The results indicate that the kappa value indicates a substantial agreement between both datasets. The DLM data shows a large area is covered by farmland and forest. There are clear variations between each location. The forest area presents the highest accuracy and completeness (97.6%) and correctness (95.1%), while the farmland indicates a low completeness (45.9%) but a high correctness (94.8%). The western part of the study area is more urbanized and therefore well mapped. This may explain why the eastern section still lacks completeness. The quality of OSM land use and land cover features varies between the investigated classes.

nicholas-david commented 4 years ago

@carlhiggs @shiqin-liu I am currently pairing the data down to make it more of an apples to apples comparison. I wanted to check, however, what are the specific destinations we are looking for? For example, are we looking for supermarkets, convenience stores, open-air markets, etc?

shiqin-liu commented 4 years ago

For food destinations, in this project, we specifically look at two major categories, fresh food market and convenience stores. So you can count supermarkets, convenience stores, grocery, open-air markets, etc. The destination categories names in the official data are not fully aligned with what we used to retrieve the OSM destinations dataset(using the key-value tag system). So maybe you could conceptually/subjectively pair official data that you think may fit into the fresh food and convenience store categories. Or if you are uncertain about any specific one, we could discuss it together.

I have found a document that carl has shared before about the definition used to search the OSM destinations dataset for each city, I think that's a good reference to look at. Carl_citiesdestination_20191018_no_formulas.xlsx. (I will send it to you via email)

@carlhiggs maybe you could share the city-specific reports that you created to send out to the collaborators? I remember those contains the destination OSM tags that you defined for each city as well as the maps showing those destinations. I cannot find the shared access to those files...

carlhiggs commented 4 years ago

Hi both, @nicholas-david @shiqin-liu , I just shared the link via an e-mail you should receive shortly

shiqin-liu commented 4 years ago

Hi, all, as I am checking on GTFS and OSM public transport POIs, I thought of validating OSM transport points with GTFS datasets applying your current destination validation method. But later I realized GTFS may not be viewed as official datasets (?). I hesitate about using GTFS data to "validate" OSM public transport data (as part of phase II validation plan), since our initial plan is to use GTFS frequent stop data whenever that is available, and the rest with OSM public transport data.

It would still be interesting to compare - % sample points / population estimated to have access to public transport stops using datasets derived from OpenStreetMap and from GTFS. I think this is what the USC team has been working on lately for validating destinations at the sample point/hex level? Do you think I could apply your validation method once developed to compare OSM and GTFS public transport POIs? But probably we would not view this as part of the validation work? I am not sure, would love to hear your thoughts!

gboeing commented 4 years ago

Do you think I could apply your validation method once developed to compare OSM and GTFS public transport POIs?

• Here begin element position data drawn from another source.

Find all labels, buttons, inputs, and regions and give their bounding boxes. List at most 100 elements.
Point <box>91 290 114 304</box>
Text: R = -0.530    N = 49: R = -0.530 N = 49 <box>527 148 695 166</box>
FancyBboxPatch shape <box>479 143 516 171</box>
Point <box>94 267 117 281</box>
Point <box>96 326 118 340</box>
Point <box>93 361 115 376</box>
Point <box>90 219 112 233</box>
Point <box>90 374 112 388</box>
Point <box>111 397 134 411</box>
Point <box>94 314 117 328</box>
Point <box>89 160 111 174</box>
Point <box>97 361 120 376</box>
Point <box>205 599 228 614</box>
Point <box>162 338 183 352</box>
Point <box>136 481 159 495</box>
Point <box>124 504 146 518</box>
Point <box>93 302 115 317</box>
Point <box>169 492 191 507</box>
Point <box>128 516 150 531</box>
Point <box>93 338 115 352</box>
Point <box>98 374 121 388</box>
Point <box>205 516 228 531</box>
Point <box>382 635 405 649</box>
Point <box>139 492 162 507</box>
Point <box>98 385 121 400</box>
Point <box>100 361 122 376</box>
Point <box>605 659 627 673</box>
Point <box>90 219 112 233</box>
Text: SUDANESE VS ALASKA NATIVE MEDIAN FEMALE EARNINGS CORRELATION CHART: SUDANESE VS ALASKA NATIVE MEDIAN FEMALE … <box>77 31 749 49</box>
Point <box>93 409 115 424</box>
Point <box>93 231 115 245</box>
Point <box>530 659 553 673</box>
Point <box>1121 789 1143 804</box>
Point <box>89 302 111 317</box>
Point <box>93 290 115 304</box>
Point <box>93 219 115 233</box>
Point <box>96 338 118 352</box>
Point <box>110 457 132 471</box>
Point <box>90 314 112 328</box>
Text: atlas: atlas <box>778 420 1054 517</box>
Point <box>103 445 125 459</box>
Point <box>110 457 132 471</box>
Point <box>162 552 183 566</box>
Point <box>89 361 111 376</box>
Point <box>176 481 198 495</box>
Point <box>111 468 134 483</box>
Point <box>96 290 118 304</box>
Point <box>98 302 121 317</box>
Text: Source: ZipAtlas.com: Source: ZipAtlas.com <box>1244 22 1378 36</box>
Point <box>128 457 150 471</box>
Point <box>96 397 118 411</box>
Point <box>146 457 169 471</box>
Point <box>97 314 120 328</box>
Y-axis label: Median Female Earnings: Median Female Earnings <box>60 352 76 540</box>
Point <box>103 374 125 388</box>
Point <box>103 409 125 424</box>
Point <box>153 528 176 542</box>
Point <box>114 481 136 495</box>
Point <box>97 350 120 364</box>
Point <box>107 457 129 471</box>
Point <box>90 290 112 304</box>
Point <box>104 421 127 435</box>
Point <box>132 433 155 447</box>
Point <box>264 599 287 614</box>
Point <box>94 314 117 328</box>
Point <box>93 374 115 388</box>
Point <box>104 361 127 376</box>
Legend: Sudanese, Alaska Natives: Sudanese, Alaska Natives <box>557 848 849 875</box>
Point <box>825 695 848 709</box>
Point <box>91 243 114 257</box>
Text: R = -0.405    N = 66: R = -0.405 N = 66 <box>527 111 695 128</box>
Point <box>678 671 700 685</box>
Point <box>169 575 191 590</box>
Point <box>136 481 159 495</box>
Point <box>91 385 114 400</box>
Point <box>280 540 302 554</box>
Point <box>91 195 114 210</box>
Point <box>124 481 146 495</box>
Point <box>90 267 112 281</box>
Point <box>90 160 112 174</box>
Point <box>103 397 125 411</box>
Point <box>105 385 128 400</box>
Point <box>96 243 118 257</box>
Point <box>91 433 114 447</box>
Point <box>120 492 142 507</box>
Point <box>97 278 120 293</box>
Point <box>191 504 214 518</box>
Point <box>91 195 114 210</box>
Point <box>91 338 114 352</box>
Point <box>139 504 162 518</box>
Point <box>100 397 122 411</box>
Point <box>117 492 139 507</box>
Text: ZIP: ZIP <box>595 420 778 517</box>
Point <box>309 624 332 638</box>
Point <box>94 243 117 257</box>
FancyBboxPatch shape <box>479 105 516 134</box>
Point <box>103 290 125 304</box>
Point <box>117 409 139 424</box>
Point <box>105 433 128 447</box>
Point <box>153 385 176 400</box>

@shiqin-liu yes I think so. The code should be relatively easily adapted. You can find it here.

gboeing commented 4 years ago

I'm going to hold this issue open until the end of this week. Coming out of our call this morning there are two final action items prior to closing this:

  1. @nicholas-david and @DRosasMoctezuma will generate simple "validation results metadata" tables in the readme files to document the validation results fields and their interpretation.
  2. @nicholas-david and @DRosasMoctezuma will each test and inspect the validation script that the other led to make final improvements for script validity, efficiency, and clarity.

I believe this issue will be ready to close when that's done!

gboeing commented 4 years ago

I'm marking this as "complete" now. Thanks team!